Cardinal Charlie’: Treasury began planning post office in 1913Published 6:53pm Monday, July 12, 2010
Here are a few items of Dowagiac in the early years of 1913:
At the racetrack in Hartford attended by 1,000 spectators who came in 100 automobiles and 200 rigs to see three of the fastest racing events ever pulled off in southwestern Michigan.
A new six-passenger Studebaker touring car model 35, direct from the Detroit factory, arrived in Dowagiac today to become the property of its purchaser, the Rev. Fr. Wall.

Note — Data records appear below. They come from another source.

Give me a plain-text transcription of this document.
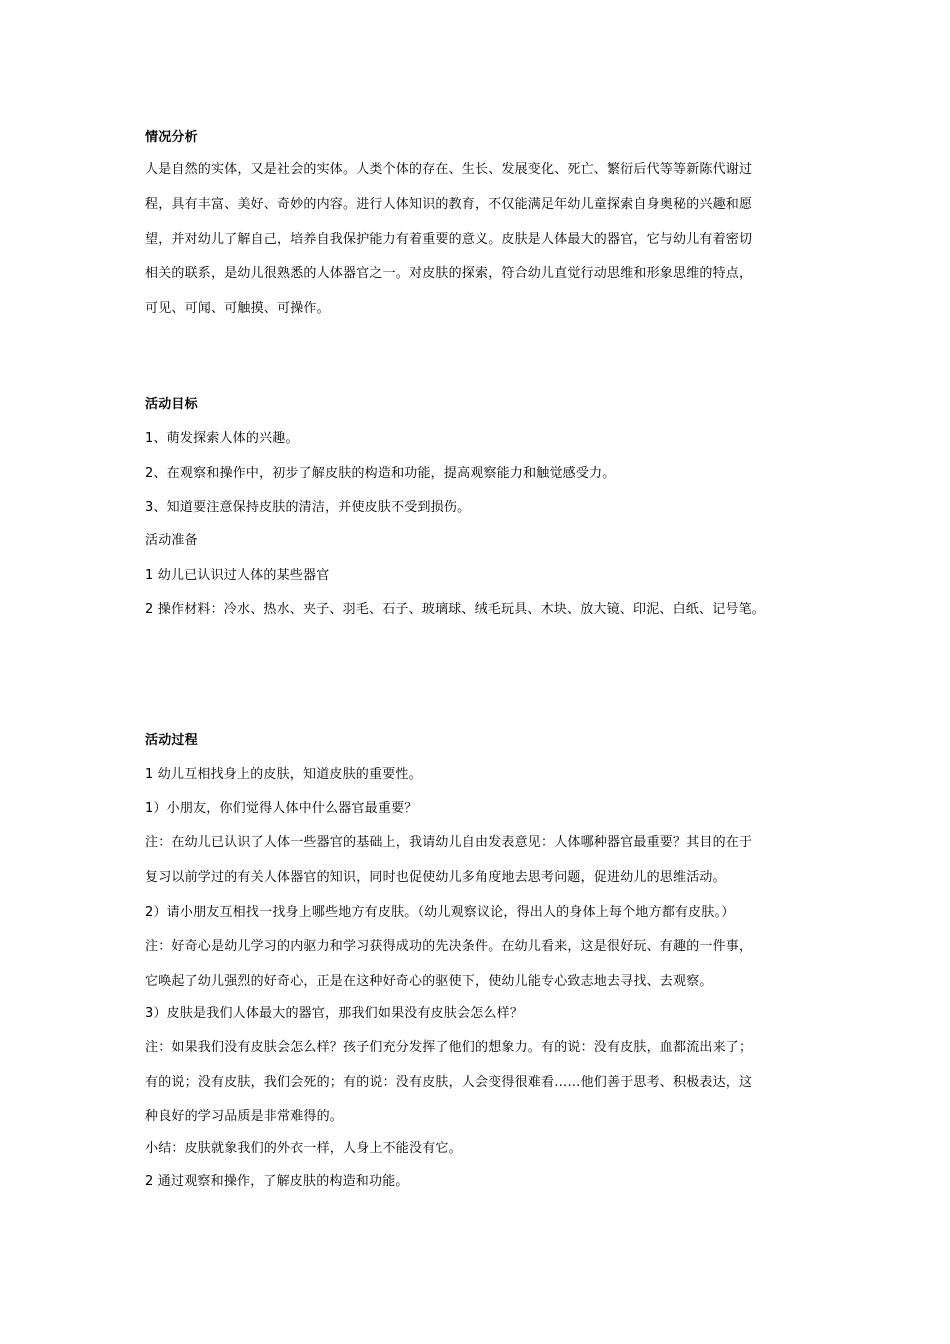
情况分析
人是自然的实体，又是社会的实体。人类个体的存在、生长、发展变化、死亡、繁衍后代等等新陈代谢过
程，具有丰富、美好、奇妙的内容。进行人体知识的教育，不仅能满足年幼儿童探索自身奥秘的兴趣和愿
望，并对幼儿了解自己，培养自我保护能力有着重要的意义。皮肤是人体最大的器官，它与幼儿有着密切
相关的联系，是幼儿很熟悉的人体器官之一。对皮肤的探索，符合幼儿直觉行动思维和形象思维的特点，
可见、可闻、可触摸、可操作。
活动目标
1、萌发探索人体的兴趣。
2、在观察和操作中，初步了解皮肤的构造和功能，提高观察能力和触觉感受力。
3、知道要注意保持皮肤的清洁，并使皮肤不受到损伤。
活动准备
1 幼儿已认识过人体的某些器官
2 操作材料：冷水、热水、夹子、羽毛、石子、玻璃球、绒毛玩具、木块、放大镜、印泥、白纸、记号笔。
活动过程
1 幼儿互相找身上的皮肤，知道皮肤的重要性。
1）小朋友，你们觉得人体中什么器官最重要？
注：在幼儿已认识了人体一些器官的基础上，我请幼儿自由发表意见：人体哪种器官最重要？其目的在于
复习以前学过的有关人体器官的知识，同时也促使幼儿多角度地去思考问题，促进幼儿的思维活动。
2）请小朋友互相找一找身上哪些地方有皮肤。（幼儿观察议论，得出人的身体上每个地方都有皮肤。）
注：好奇心是幼儿学习的内驱力和学习获得成功的先决条件。在幼儿看来，这是很好玩、有趣的一件事，
它唤起了幼儿强烈的好奇心，正是在这种好奇心的驱使下，使幼儿能专心致志地去寻找、去观察。
3）皮肤是我们人体最大的器官，那我们如果没有皮肤会怎么样？
注：如果我们没有皮肤会怎么样？孩子们充分发挥了他们的想象力。有的说：没有皮肤，血都流出来了；
有的说；没有皮肤，我们会死的；有的说：没有皮肤，人会变得很难看……他们善于思考、积极表达，这
种良好的学习品质是非常难得的。
小结：皮肤就象我们的外衣一样，人身上不能没有它。
2 通过观察和操作，了解皮肤的构造和功能。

It is one of company’s latest makes and is a beauty, with electric self cranking, electric lights and an electric horn attached.
Commercial Street has been ordered to vacate the buildings in 60 days because the U.S. Treasury is about to start construction of a new post office on the corner of Commercial and Pennsylvania Avenue.
Mrs. Bert Keith of Volinia holds the record for hatching chickens.
In the “wooden hen” she placed 98 fertile eggs and 91 chickens hatched.
Douglas Ely farm now has 1,000 peach trees and is adding 1,500 more.
A ton of butter was turned out at the Dowagiac Creamery yesterday.
The weekly output is more than 4,000 pounds, which is sent to eastern markets.
Frank Potter owned a Rhode Island hen. She went to her usual nesting place and laid the record egg of the season.
This specimen of hen fruit is 7 5/8 inches by 6 1/2 inches in circumference and weighs four ounces.
Mr. Potter keeps his poultry in the rear of his blacksmith shop on Penn Avenue.
While playing on the steam pipes in the Central school’s basement, Kenneth Marshall, 12, fell and was seriously injured.
May 29: Dowagiac Drill Co. issues alfalfa book.
It gives information on growing alfalfa.
An acre of it will yield three times as much as three acres of clover.
Sept. 1: Reorganization plans for the opening of Lee State Bank of Dowagiac were approved here today by the banking commission.